A 65 kg object is dropped from rest a distance of 4.3m onto a spring with a stiffness coefficient of 6.2x10^4n/m. How far is the spring compressed?
To find how far the spring is compressed, we need to use the concept of potential energy. The potential energy of an object is given by the equation PE = 1/2 k x^2, where PE is the potential energy, k is the spring constant, and x is the compression (displacement) of the spring.
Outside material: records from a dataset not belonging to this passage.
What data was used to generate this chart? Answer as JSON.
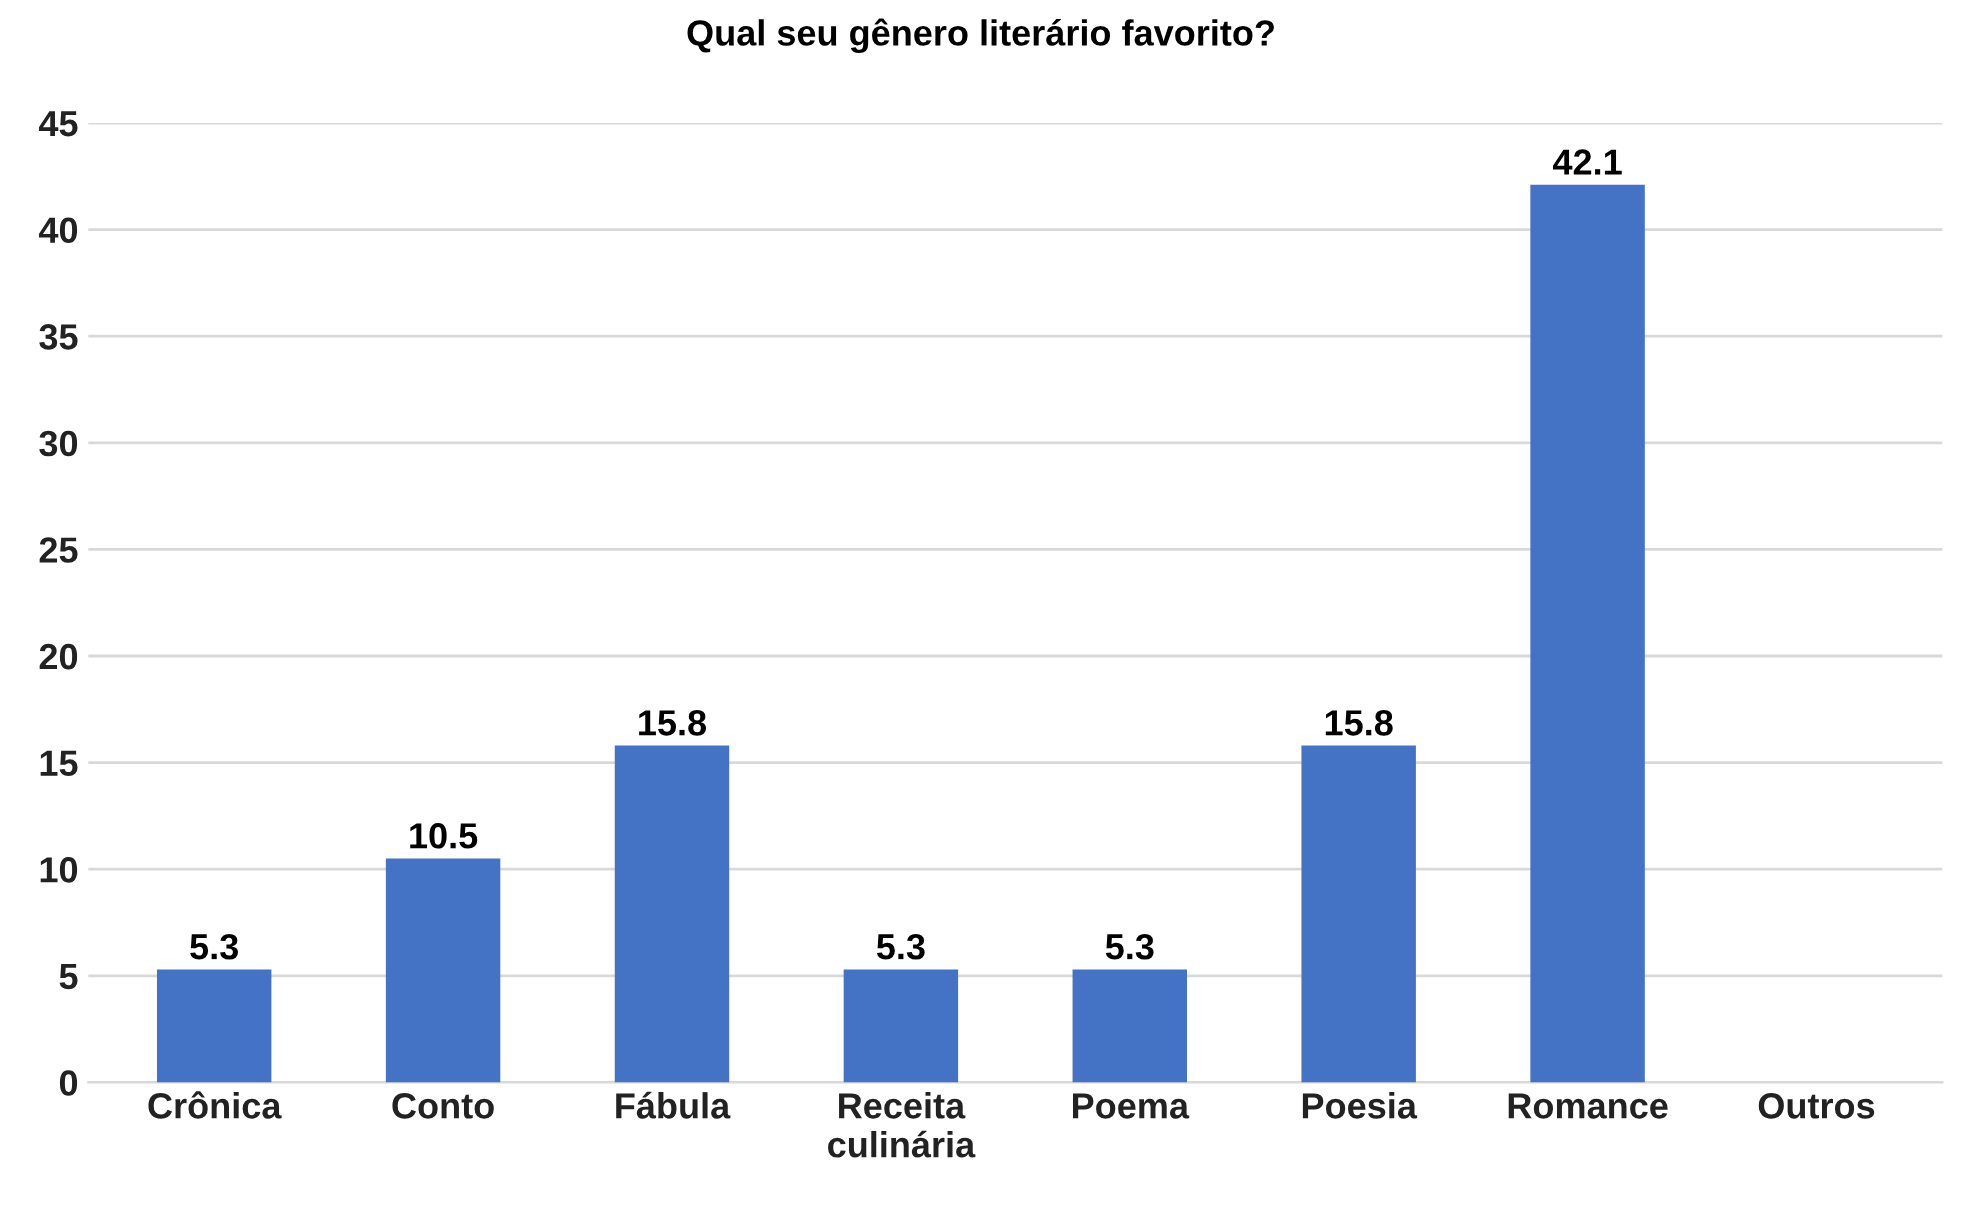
{
  "chart_data": {
    "type": "bar",
    "title": "Qual seu gênero literário favorito?",
    "categories": [
      "Crônica",
      "Conto",
      "Fábula",
      "Receita\nculinária",
      "Poema",
      "Poesia",
      "Romance",
      "Outros"
    ],
    "values": [
      5.3,
      10.5,
      15.8,
      5.3,
      5.3,
      15.8,
      42.1,
      null
    ],
    "color": "#4472c4",
    "ylim": [
      0,
      45
    ],
    "yticks": [
      0,
      5,
      10,
      15,
      20,
      25,
      30,
      35,
      40,
      45
    ],
    "grid": "y",
    "data_labels": true,
    "legend": false
  }
}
First, let's calculate the potential energy of the object when it is dropped from a height of 4.3 m. The potential energy can be calculated using the equation PE = mgh, where PE is the potential energy, m is the mass of the object, g is the acceleration due to gravity, and h is the height.
PE = mgh
= (65 kg)(9.8 m/s^2)(4.3 m)
= 2789.15 J
Now, we can equate the potential energy of the object to the potential energy stored in the spring when it is compressed.
PE = 1/2 k x^2
Rearranging the equation, we get:
x^2 = (2PE) / k
x = sqrt((2PE) / k)
Let's substitute the values into the equation:
x = sqrt((2 * 2789.15 J) / (6.2 x 10^4 N/m))
= sqrt(5578.3 / 6.2 x 10^4)
= sqrt(0.089981)
Calculating the square root:
x = 0.30 m
Therefore, the spring is compressed by approximately 0.30 meters.